Mas esta transferência de responsabilidade é absoluta? Não! O compliance officer, mesmo que responsável pela fiscalização e cumprimento das regras do programa de integridade, não substitui integralmente a alta administração, pois há um limite da delegação de responsabilidade, sendo que ignorar normas e legislação não exime nenhum dirigente de responsabilização.
Permanecer alheio a todas as normas, apenas pela existência de um programa de compliance e de um compliance officer, como se cego estivesse para a realidade, não isenta o agente de responsabilização nos âmbitos civil, administrativo e penal. A falsa ignorância dos fatos responsabiliza o agente pela aplicação da teoria da cegueira deliberada.
A cegueira deliberada, também conhecida como teoria da ignorância deliberada ou “willfull blindness”, em inglês, tem ganhado espaço cada vez mais no Brasil. Sua aplicação fez-se presente em um dos julgamentos mais emblemáticos do Brasil, qual seja, a ação penal 470 (Mensalão).
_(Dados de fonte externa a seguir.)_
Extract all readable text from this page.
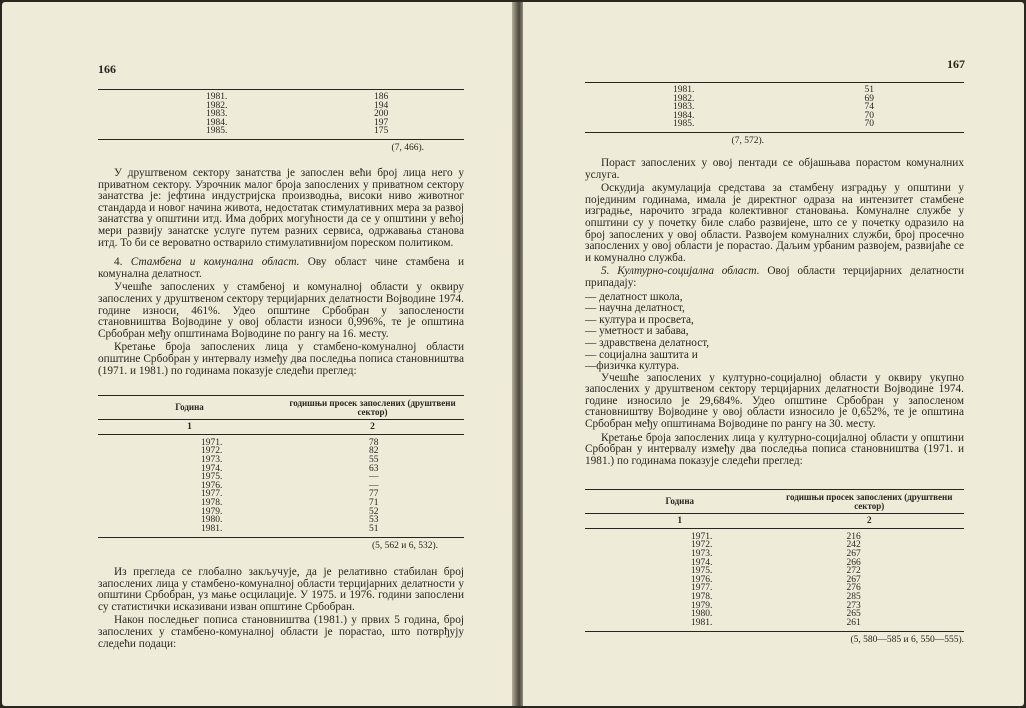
166
1981.	186
1982.	194
1983.	200
1984.	197
1985.	175
(7, 466).

У друштвеном сектору занатства је запослен већи број лица него у приватном сектору. Узрочник малог броја запослених у приватном сектору занатства је: јефтина индустријска производња, високи ниво животног стандарда и новог начина живота, недостатак стимулативних мера за развој занатства у општини итд. Има добрих могућности да се у општини у већој мери развију занатске услуге путем разних сервиса, одржавања станова итд. То би се вероватно остварило стимулативнијом пореском политиком.

4. Стамбена и комунална област. Ову област чине стамбена и комунална делатност.

Учешће запослених у стамбеној и комуналној области у оквиру запослених у друштвеном сектору терцијарних делатности Војводине 1974. године износи, 461%. Удео општине Србобран у запослености становништва Војводине у овој области износи 0,996%, те је општина Србобран међу општинама Војводине по рангу на 16. месту.

Кретање броја запослених лица у стамбено-комуналној области општине Србобран у интервалу између два последња пописа становништва (1971. и 1981.) по годинама показује следећи преглед:

Година	годишњи просек запослених (друштвени сектор)
1	2
1971.	78
1972.	82
1973.	55
1974.	63
1975.	—
1976.	—
1977.	77
1978.	71
1979.	52
1980.	53
1981.	51
(5, 562 и 6, 532).

Из прегледа се глобално закључује, да је релативно стабилан број запослених лица у стамбено-комуналној области терцијарних делатности у општини Србобран, уз мање осцилације. У 1975. и 1976. години запослени су статистички исказивани изван општине Србобран.

Након последњег пописа становништва (1981.) у првих 5 година, број запослених у стамбено-комуналној области је порастао, што потврђују следећи подаци:

167
1981.	51
1982.	69
1983.	74
1984.	70
1985.	70
(7, 572).

Пораст запослених у овој пентади се објашњава порастом комуналних услуга.

Оскудија акумулација средстава за стамбену изградњу у општини у појединим годинама, имала је директног одраза на интензитет стамбене изградње, нарочито зграда колективног становања. Комуналне службе у општини су у почетку биле слабо развијене, што се у почетку одразило на број запослених у овој области. Развојем комуналних служби, број просечно запослених у овој области је порастао. Даљим урбаним развојем, развијаће се и комунално служба.

5. Културно-социјална област. Овој области терцијарних делатности припадају:

— делатност школа,
— научна делатност,
— култура и просвета,
— уметност и забава,
— здравствена делатност,
— социјална заштита и
—физичка култура.

Учешће запослених у културно-социјалној области у оквиру укупно запослених у друштвеном сектору терцијарних делатности Војводине 1974. године износило је 29,684%. Удео општине Србобран у запосленом становништву Војводине у овој области износило је 0,652%, те је општина Србобран међу општинама Војводине по рангу на 30. месту.

Кретање броја запослених лица у културно-социјалној области у општини Србобран у интервалу између два последња пописа становништва (1971. и 1981.) по годинама показује следећи преглед:

Година	годишњи просек запослених (друштвени сектор)
1	2
1971.	216
1972.	242
1973.	267
1974.	266
1975.	272
1976.	267
1977.	276
1978.	285
1979.	273
1980.	265
1981.	261
(5, 580—585 и 6, 550—555).
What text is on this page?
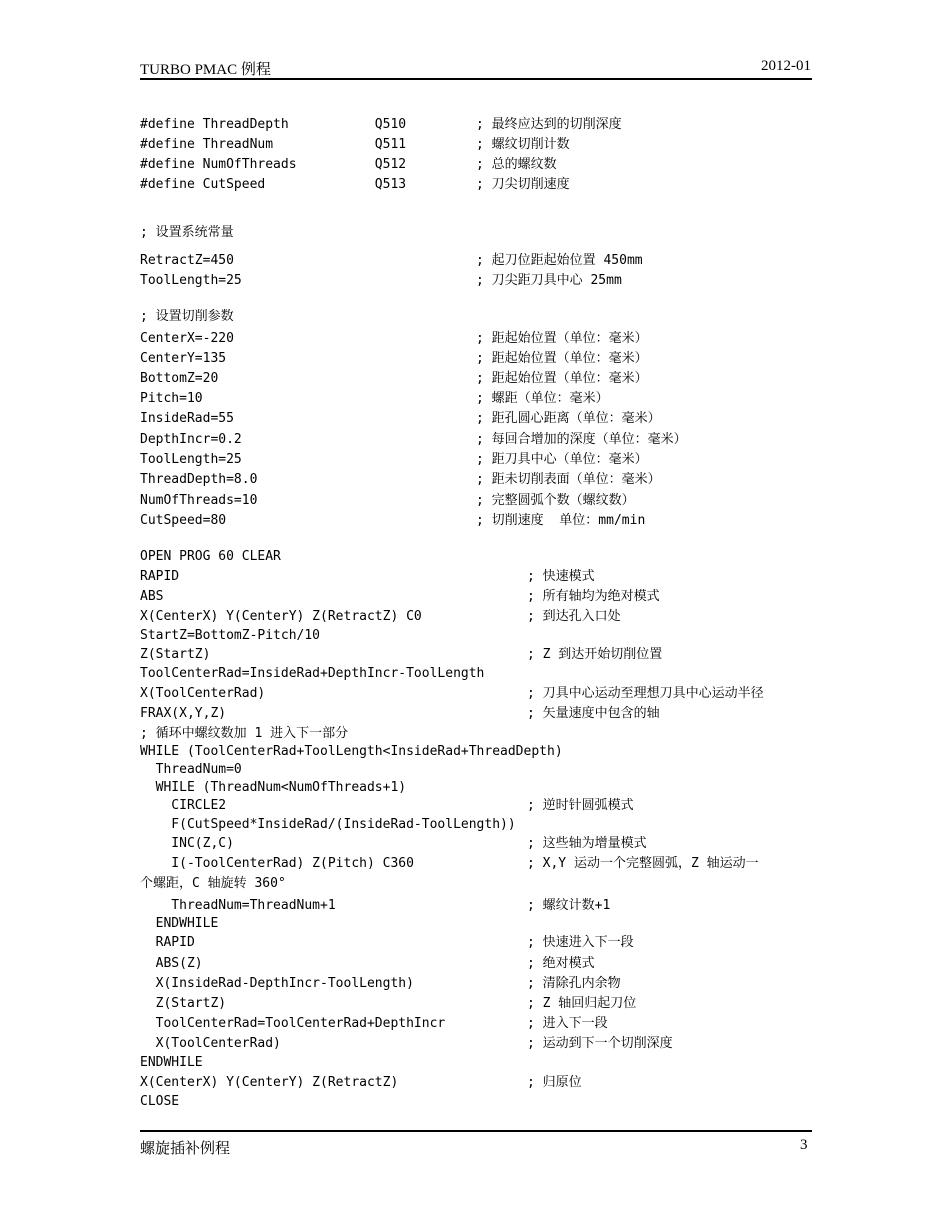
TURBO PMAC 例程	2012-01
#define ThreadDepth           Q510	; 最终应达到的切削深度
#define ThreadNum             Q511	; 螺纹切削计数
#define NumOfThreads          Q512	; 总的螺纹数
#define CutSpeed              Q513	; 刀尖切削速度
; 设置系统常量
RetractZ=450	; 起刀位距起始位置 450mm
ToolLength=25	; 刀尖距刀具中心 25mm
; 设置切削参数
CenterX=-220	; 距起始位置（单位：毫米）
CenterY=135	; 距起始位置（单位：毫米）
BottomZ=20	; 距起始位置（单位：毫米）
Pitch=10	; 螺距（单位：毫米）
InsideRad=55	; 距孔圆心距离（单位：毫米）
DepthIncr=0.2	; 每回合增加的深度（单位：毫米）
ToolLength=25	; 距刀具中心（单位：毫米）
ThreadDepth=8.0	; 距未切削表面（单位：毫米）
NumOfThreads=10	; 完整圆弧个数（螺纹数）
CutSpeed=80	; 切削速度  单位：mm/min
OPEN PROG 60 CLEAR
RAPID	; 快速模式
ABS	; 所有轴均为绝对模式
X(CenterX) Y(CenterY) Z(RetractZ) C0	; 到达孔入口处
StartZ=BottomZ-Pitch/10
Z(StartZ)	; Z 到达开始切削位置
ToolCenterRad=InsideRad+DepthIncr-ToolLength
X(ToolCenterRad)	; 刀具中心运动至理想刀具中心运动半径
FRAX(X,Y,Z)	; 矢量速度中包含的轴
; 循环中螺纹数加 1 进入下一部分
WHILE (ToolCenterRad+ToolLength<InsideRad+ThreadDepth)
ThreadNum=0
WHILE (ThreadNum<NumOfThreads+1)
CIRCLE2	; 逆时针圆弧模式
F(CutSpeed*InsideRad/(InsideRad-ToolLength))
INC(Z,C)	; 这些轴为增量模式
I(-ToolCenterRad) Z(Pitch) C360	; X,Y 运动一个完整圆弧，Z 轴运动一
个螺距，C 轴旋转 360°
ThreadNum=ThreadNum+1	; 螺纹计数+1
ENDWHILE
RAPID	; 快速进入下一段
ABS(Z)	; 绝对模式
X(InsideRad-DepthIncr-ToolLength)	; 清除孔内余物
Z(StartZ)	; Z 轴回归起刀位
ToolCenterRad=ToolCenterRad+DepthIncr	; 进入下一段
X(ToolCenterRad)	; 运动到下一个切削深度
ENDWHILE
X(CenterX) Y(CenterY) Z(RetractZ)	; 归原位
CLOSE
螺旋插补例程	3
Na ocasião do julgamento do mensalão, o ministro Celso de Mello reconheceu o dolo eventual amparado na teoria da cegueira deliberada, destacando a necessidade de cautela na aplicação, senão vejamos.
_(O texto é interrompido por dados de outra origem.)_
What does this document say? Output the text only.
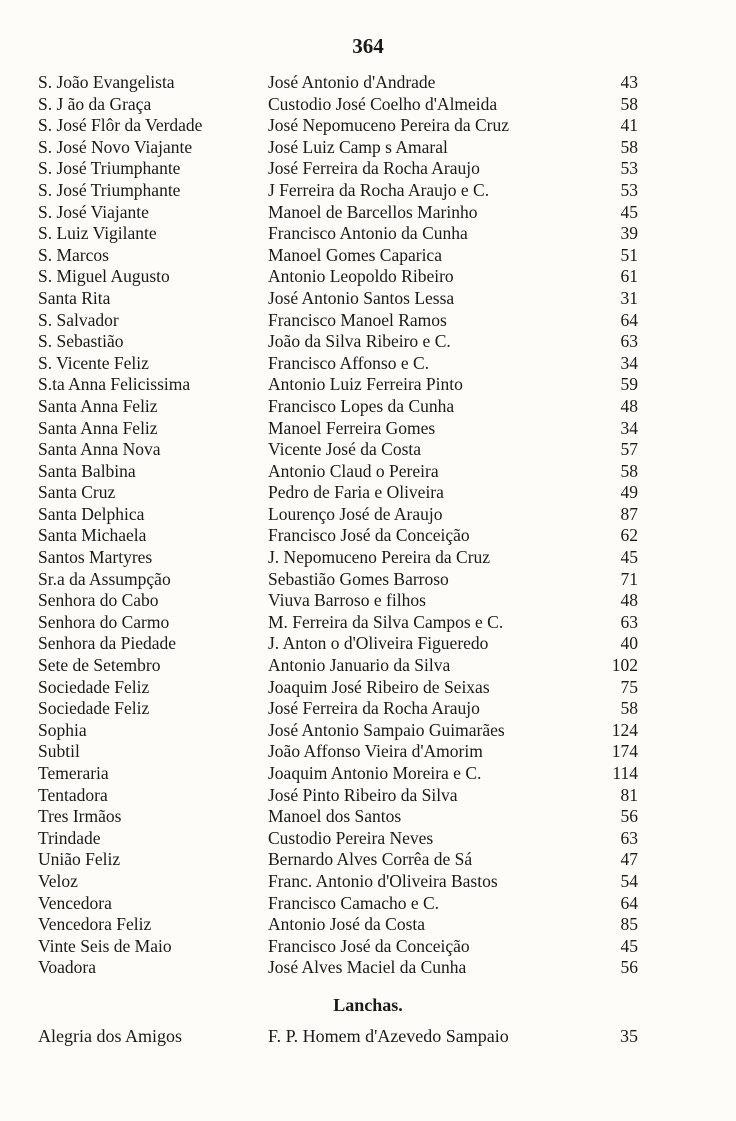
364
S. João Evangelista	José Antonio d'Andrade	43
S. J ão da Graça	Custodio José Coelho d'Almeida	58
S. José Flôr da Verdade	José Nepomuceno Pereira da Cruz	41
S. José Novo Viajante	José Luiz Camp s Amaral	58
S. José Triumphante	José Ferreira da Rocha Araujo	53
S. José Triumphante	J Ferreira da Rocha Araujo e C.	53
S. José Viajante	Manoel de Barcellos Marinho	45
S. Luiz Vigilante	Francisco Antonio da Cunha	39
S. Marcos	Manoel Gomes Caparica	51
S. Miguel Augusto	Antonio Leopoldo Ribeiro	61
Santa Rita	José Antonio Santos Lessa	31
S. Salvador	Francisco Manoel Ramos	64
S. Sebastião	João da Silva Ribeiro e C.	63
S. Vicente Feliz	Francisco Affonso e C.	34
S.ta Anna Felicissima	Antonio Luiz Ferreira Pinto	59
Santa Anna Feliz	Francisco Lopes da Cunha	48
Santa Anna Feliz	Manoel Ferreira Gomes	34
Santa Anna Nova	Vicente José da Costa	57
Santa Balbina	Antonio Claud o Pereira	58
Santa Cruz	Pedro de Faria e Oliveira	49
Santa Delphica	Lourenço José de Araujo	87
Santa Michaela	Francisco José da Conceição	62
Santos Martyres	J. Nepomuceno Pereira da Cruz	45
Sr.a da Assumpção	Sebastião Gomes Barroso	71
Senhora do Cabo	Viuva Barroso e filhos	48
Senhora do Carmo	M. Ferreira da Silva Campos e C.	63
Senhora da Piedade	J. Anton o d'Oliveira Figueredo	40
Sete de Setembro	Antonio Januario da Silva	102
Sociedade Feliz	Joaquim José Ribeiro de Seixas	75
Sociedade Feliz	José Ferreira da Rocha Araujo	58
Sophia	José Antonio Sampaio Guimarães	124
Subtil	João Affonso Vieira d'Amorim	174
Temeraria	Joaquim Antonio Moreira e C.	114
Tentadora	José Pinto Ribeiro da Silva	81
Tres Irmãos	Manoel dos Santos	56
Trindade	Custodio Pereira Neves	63
União Feliz	Bernardo Alves Corrêa de Sá	47
Veloz	Franc. Antonio d'Oliveira Bastos	54
Vencedora	Francisco Camacho e C.	64
Vencedora Feliz	Antonio José da Costa	85
Vinte Seis de Maio	Francisco José da Conceição	45
Voadora	José Alves Maciel da Cunha	56
Lanchas.
Alegria dos Amigos	F. P. Homem d'Azevedo Sampaio	35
“Admito a possibilidade de configuração do crime de lavagem de valores, mediante o dolo eventual, exatamente com apoio no critério denominado por alguns como ‘teoria da cegueira deliberada’, que deve ser usado com muita cautela”
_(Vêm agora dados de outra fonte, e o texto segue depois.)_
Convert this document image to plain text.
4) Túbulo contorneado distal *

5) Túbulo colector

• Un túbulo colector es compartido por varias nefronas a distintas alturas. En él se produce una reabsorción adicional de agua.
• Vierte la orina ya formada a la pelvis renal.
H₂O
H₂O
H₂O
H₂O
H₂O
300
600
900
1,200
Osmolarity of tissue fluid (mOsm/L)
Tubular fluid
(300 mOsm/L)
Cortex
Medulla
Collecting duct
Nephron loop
E o entendimento aplicado naquela oportunidade, hoje irradia-se pelo Judiciário brasileiro, sendo aplicado em outras decisões como, por exemplo, em uma sentença condenatória da lavra do juiz Marcelo Bretas, cujo trecho segue “…Por outro lado, o terceiro responsável pela lavagem que procure, deliberadamente, evitar a consciência quanto à origem ilícita dos valores deve ser responsabilizado ante a ocorrência do dolo eventual previsto no artigo 18, inciso I do Código Penal, já que o agente assumiu o risco de produzir o resultado. Em tais situações, ganha relevo a aplicação da denominada teoria da cegueira deliberada em circunstâncias em que os agentes voluntariamente fazem vistas grossas aos sinais evidentes do delito, à alta probabilidade da procedência espúria dos bens, valores e direitos envolvidos ou se recusam a adquirir um conhecimento acerca da prática de um crime. Por força dessa teoria, esse agente responde como se tivesse conhecimento da origem ilícita dos valores, sendo plenamente possível que venham a sofrer condenação pela prática do delito de lavagem de dinheiro. “ (grifamos)
O saber e o fingir não saber devem ser interpretados com cautela, como no exemplo fictício a seguir.
Um diretor financeiro de uma empreiteira de renome, que participa de diversas licitações junto ao poder público, libera verba de R$ 5.000.000 (cinco milhões de reais) para fornecimento de cimento, visando a construção de uma ponte de 2 KM (quatro) na região de Manaus/AM.
A referida empreiteira tem como expertise a construção de pontes, pois já as construiu em diversas localidades do país. Acrescenta-se ao fato que comumente são liberados R$ 3.500,00 (três milhões e quinhentos mil reais) para compra de cimento, a serem empregados nas construções de pontes em regiões mais caras do país, sendo que referidas obras ultrapassam 4 KM (oito).
Ocorre que anos depois, o Ministério Público, após investigação, denuncia o compliance officer e o diretor financeiro da empreiteira por corrupção ativa e lavagem de dinheiro.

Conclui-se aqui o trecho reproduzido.